Another inescapable bother for Putin last week was the meeting with Ukraine's President Viktor Yanukovich, who had celebrated the third anniversary of his electoral victory with the long-postponed summit with the European Union (Novaya Gazeta, March 4). Putin carefully tried to steer Yanukovich into a tight corner, where his only option should have been capitulation in the form of committing Ukraine to join the Customs Union of Russia, Kazakhstan and Belarus (Vedomosti, March 5). The Kremlin cannot quite understand how Putin's "brotherly" counterpart managed to escape from this trap, but Yanukovich took full advantage of the cancellation of the visit to Moscow scheduled for last December to gain new space for maneuver (Gazeta.ru, March 6). His new leverage came from the steady weakening of Russia's position on the European energy market. As a result, the Ukrainian president felt empowered to reject Moscow's demand of a $7 billion penalty for not importing all the contracted volumes of gas in 2012 and to insist on re-negotiating the extra-high prices. Kazakhstan has also discerned this weakness and now demands higher prices for the gas that it exports to Russia, while emphasizing the new gas pipeline to China that will be completed next year (Kommersant-Vlast, March 4).
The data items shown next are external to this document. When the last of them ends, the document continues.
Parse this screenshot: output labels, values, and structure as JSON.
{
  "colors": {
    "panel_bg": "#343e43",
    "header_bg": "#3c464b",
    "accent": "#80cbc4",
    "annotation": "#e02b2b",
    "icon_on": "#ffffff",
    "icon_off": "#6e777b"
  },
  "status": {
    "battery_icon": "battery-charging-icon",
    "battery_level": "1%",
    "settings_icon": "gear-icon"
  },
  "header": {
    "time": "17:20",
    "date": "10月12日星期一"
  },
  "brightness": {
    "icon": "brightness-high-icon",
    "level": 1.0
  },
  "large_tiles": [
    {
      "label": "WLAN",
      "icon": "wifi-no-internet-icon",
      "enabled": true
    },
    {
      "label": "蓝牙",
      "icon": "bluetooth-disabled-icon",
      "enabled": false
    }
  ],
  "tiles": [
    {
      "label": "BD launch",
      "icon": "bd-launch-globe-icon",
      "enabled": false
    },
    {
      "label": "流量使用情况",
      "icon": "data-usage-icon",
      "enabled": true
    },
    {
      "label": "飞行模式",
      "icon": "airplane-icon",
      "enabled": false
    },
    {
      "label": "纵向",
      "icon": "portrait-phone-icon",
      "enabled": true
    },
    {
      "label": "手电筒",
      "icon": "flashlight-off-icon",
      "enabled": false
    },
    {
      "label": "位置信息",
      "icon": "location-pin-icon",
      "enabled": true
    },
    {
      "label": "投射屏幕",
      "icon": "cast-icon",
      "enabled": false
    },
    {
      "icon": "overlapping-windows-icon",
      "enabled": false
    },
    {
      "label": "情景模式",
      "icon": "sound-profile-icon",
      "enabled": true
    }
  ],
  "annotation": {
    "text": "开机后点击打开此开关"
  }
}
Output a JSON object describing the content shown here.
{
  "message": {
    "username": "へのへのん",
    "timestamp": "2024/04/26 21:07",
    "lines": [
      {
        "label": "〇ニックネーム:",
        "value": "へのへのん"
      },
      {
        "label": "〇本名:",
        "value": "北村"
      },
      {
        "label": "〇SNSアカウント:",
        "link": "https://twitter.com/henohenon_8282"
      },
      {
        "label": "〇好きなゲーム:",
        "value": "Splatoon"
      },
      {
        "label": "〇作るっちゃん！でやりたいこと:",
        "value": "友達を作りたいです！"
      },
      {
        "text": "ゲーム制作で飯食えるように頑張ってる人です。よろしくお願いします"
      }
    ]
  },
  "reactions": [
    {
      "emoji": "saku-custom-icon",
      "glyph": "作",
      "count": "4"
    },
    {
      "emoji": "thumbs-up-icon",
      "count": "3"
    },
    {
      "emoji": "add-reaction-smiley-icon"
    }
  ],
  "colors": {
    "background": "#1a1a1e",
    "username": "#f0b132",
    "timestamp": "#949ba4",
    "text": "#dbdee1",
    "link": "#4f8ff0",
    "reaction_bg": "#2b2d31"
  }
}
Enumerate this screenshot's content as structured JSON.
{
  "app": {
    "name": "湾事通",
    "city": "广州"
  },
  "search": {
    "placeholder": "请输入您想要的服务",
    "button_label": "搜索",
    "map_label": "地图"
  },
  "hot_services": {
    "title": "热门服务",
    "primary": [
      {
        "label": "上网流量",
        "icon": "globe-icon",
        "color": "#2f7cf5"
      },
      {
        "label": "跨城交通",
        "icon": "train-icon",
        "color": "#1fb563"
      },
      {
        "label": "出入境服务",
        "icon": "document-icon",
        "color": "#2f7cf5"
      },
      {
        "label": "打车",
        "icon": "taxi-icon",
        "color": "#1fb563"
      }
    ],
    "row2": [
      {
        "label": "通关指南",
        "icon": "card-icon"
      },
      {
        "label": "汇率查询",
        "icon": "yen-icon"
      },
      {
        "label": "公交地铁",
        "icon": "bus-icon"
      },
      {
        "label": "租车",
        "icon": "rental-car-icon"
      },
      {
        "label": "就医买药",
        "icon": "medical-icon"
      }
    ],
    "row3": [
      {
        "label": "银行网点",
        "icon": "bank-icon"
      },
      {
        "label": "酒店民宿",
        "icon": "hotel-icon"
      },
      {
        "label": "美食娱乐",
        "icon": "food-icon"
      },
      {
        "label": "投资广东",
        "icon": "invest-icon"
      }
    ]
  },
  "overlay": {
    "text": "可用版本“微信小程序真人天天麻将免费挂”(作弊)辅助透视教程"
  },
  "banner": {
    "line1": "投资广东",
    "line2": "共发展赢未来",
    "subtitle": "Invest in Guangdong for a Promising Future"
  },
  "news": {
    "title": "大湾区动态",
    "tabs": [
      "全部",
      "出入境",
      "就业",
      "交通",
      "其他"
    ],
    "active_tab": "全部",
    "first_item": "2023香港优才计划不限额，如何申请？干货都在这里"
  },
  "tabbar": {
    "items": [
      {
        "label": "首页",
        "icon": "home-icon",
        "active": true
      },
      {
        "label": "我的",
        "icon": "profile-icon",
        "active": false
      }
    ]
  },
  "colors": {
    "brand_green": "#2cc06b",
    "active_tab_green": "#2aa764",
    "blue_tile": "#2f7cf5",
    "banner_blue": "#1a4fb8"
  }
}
Yet another foreign policy headache is the sharp escalation of tensions on the Korean Peninsula following Pyongyang's February 12 nuclear test conducted disturbingly close to the Russian border. The most disconcerting feature of this crisis for Putin is that Moscow has practically no say in its management. Rather, China decided what new sanctions to impose through the United Nations Security Council Resolution 2094 adopted last Thursday, and the US and South Korea attempted to figure out how to deter North Korea's hysterical behavior (Kommersant, March 9). Putin cannot fail to see that Russia's profile in the Asia-Pacific region that was expected to gain a boost from the Asia-Pacific Economic Cooperation (APEC) summit in Vladivostok last September is in fact fast shrinking. Much similar irrelevance is becoming a feature of Russia's position on the Iranian nuclear program, which has driven the protracted international crisis to a high-risk final phase, while Moscow keeps pretending that a political solution exists (Nezavisimaya Gazeta, March 6).
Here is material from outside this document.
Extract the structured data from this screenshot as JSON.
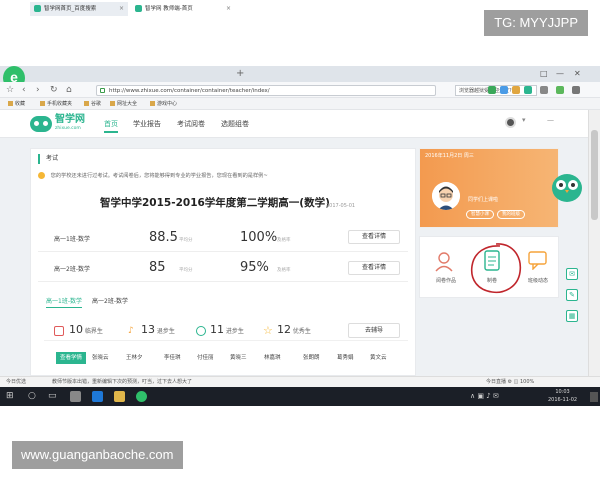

The working assumption in Russian foreign policy appears to be that the Iranian crisis will not reach a "red line" until the civil war in Syria comes to an end—and the current assessment is that it is nowhere a final resolution. Moscow expects the West to become increasingly concerned about the consequences of a collapse of the Bashir al-Assad regime and so to curtail the support for the opposition, which resorts to such unacceptable actions as taking UN peacekeepers hostage (Kommersant, March 7). Indeed, US Secretary of State John Kerry prioritized Syria in his first meeting with Russian Foreign Minister Sergei Lavrov. But despite the mutual satisfaction over this re-launched "reset," there are few signs of any real intentions to reach common ground (Gazeta.ru, February 28). The Kremlin is not particularly concerned by the West's supply of arms to the disunited Syrian opposition but is certain to be irked by last week's ceremony at the White House where Elena Milashkina, a journalist from the fiercely independent Novaya Gazeta, received the International Woman of Courage award (Novaya Gazeta, March 9).
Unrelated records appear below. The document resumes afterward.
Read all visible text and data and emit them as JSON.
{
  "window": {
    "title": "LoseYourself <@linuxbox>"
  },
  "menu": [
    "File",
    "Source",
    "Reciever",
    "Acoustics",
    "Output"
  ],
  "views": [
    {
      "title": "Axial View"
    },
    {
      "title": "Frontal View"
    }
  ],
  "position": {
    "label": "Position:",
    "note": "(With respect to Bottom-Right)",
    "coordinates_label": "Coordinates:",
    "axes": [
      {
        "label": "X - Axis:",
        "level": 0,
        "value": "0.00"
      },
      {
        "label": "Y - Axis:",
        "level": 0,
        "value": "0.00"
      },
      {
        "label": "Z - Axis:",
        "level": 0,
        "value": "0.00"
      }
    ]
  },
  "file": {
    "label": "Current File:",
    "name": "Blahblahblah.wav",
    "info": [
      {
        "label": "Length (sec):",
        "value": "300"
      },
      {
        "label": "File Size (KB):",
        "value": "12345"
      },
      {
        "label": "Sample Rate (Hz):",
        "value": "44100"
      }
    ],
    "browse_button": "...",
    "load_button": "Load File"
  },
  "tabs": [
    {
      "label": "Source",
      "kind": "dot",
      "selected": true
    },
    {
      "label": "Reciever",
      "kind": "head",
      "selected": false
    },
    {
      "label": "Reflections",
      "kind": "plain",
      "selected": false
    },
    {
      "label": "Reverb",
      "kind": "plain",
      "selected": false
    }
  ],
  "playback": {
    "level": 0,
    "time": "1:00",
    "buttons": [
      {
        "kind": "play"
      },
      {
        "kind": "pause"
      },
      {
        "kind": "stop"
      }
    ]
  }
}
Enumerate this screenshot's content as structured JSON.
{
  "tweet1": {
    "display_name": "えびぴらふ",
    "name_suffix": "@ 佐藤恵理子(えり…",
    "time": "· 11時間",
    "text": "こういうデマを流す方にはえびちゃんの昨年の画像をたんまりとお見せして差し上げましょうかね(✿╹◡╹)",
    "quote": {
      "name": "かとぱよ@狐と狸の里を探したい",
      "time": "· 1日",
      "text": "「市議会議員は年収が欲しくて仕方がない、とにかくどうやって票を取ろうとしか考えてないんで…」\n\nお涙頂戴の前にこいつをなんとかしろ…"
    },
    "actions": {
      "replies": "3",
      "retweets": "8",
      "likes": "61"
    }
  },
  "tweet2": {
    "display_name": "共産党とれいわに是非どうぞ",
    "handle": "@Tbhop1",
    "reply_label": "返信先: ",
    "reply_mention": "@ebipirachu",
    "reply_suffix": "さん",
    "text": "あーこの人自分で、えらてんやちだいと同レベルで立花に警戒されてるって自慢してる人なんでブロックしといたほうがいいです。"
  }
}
This deserved honor brings into focus the plain fact that the frustrations of Russia's foreign policy originate at home. Every turn of events in the global arena reveals a particular weakness of the degenerating regime. Even International Women's Day brought attention back to the outrageous persecution of the young women from the Pussy Riot punk rock group. Doubts in his ability to preserve monopoly control over political power are the main determinant of Putin's decision-making, and a long track record in demonstrating confidence cannot bring back genuine belief in Russia's rise. Although Putin's position still remains quite strong, he does not appreciate his peers increasingly looking over his shoulder in search of his potential successor.